Quofda comes up with some great questions some days. Today is no exception. In this case, what is the meaning of my life?
For years, I've struggled with this question. I've read. I've talked. I've done walkabouts with my own fragile state of mind for weeks and months trying to make sense of that ultimate question we can only ask and answer ourselves. What is my purpose for being here? Maybe I already have my answer and this is it.
For as long as I can remember, I have always asked questions. I have a curiosity that cannot be satisfied no matter what the answer is. Always one more "why?". Always one more explanation. The eternal scientist. Never stopping to find out the absolute answers to the absolute questions.

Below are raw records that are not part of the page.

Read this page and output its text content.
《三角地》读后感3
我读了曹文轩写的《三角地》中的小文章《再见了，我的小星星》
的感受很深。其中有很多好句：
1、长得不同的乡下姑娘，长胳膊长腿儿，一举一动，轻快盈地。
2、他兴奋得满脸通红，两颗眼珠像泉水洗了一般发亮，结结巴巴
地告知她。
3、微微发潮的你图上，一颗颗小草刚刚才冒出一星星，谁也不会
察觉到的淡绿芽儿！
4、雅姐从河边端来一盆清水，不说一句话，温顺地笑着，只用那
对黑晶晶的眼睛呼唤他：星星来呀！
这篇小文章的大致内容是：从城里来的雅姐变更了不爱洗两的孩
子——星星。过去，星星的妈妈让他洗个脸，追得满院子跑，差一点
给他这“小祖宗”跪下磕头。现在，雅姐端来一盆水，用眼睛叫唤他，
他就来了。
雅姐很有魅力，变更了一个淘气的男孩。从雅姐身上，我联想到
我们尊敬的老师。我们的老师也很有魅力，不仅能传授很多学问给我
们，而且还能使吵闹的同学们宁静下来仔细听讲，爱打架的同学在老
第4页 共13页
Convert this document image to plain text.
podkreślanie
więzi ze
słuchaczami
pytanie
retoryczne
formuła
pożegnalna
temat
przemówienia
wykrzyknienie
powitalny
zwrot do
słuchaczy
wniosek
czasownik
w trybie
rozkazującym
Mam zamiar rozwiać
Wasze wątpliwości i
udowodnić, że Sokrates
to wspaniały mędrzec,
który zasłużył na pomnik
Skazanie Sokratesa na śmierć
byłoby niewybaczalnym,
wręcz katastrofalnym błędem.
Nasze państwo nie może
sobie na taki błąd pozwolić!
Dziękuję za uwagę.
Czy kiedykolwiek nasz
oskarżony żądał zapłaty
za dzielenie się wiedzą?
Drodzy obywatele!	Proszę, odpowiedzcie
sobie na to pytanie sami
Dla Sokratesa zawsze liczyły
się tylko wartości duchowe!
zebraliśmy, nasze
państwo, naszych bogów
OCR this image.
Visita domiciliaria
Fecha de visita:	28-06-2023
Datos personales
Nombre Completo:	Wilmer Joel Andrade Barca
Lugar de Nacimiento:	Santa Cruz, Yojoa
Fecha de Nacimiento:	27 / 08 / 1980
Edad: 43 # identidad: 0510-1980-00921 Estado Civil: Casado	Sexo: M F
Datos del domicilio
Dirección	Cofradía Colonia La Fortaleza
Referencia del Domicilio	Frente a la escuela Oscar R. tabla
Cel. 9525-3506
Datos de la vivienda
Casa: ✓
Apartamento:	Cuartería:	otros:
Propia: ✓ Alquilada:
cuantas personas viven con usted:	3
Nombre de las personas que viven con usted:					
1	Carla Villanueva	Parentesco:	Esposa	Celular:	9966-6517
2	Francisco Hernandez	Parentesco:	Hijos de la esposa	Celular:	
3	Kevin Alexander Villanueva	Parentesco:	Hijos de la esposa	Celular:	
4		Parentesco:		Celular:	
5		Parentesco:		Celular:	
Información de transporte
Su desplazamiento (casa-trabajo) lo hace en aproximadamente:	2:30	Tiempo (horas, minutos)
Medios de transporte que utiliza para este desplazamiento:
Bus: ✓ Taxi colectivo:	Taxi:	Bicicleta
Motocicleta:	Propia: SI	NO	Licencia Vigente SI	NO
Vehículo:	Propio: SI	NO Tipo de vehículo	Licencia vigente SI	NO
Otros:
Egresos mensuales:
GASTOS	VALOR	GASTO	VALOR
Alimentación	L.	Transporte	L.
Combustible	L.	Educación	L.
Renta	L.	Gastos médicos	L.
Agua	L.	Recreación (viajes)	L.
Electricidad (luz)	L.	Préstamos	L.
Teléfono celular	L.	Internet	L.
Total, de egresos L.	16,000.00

For as long as I can remember, I have always extended my hand to others. As selfish as I am, I can never turn away from a call of help. Regardless of the events and history that transpired, whatever knowledge and experience I have gained in my lifetime, I offer as a second option. An alternate solution to those in need. The friend in need. Always there trying to make a difference in those that matter.
For as long as I can remember, I have always pushed for the limit. Always fixing what's broken. Always tweaking what isn't broke. I could never walk away from a puzzle I haven't solved. I could never walk away from something I know could be better. If someone said it can't be done. I'd show them that it's always possible despite the odds. The gambling builder. Always blurring the limits between improbable and impossible.
The point is, these parts of me. It's not something that someone told me to do. It's not something I picked up along the way. It's just the person that I am. It is who I am in all eventuality. I searched high and low to find the purpose in my life to discover that I didn't need to search high and low for a purpose to my life.
Whether I'm exploring answers to questions that haven't been asked or helping someone in need or changing things for the better, those are my purposes. That is the meaning of my life. No matter what direction I choose, no matter what road I take. I know that as long as they are paths that walk hand in hand with the me that I now know to be me, I will never feel lost in the sea of an empty existence.
So today, I live to redefine this world. To understand, to help, to reshape. This is my purpose. This is my meaning. This is my life.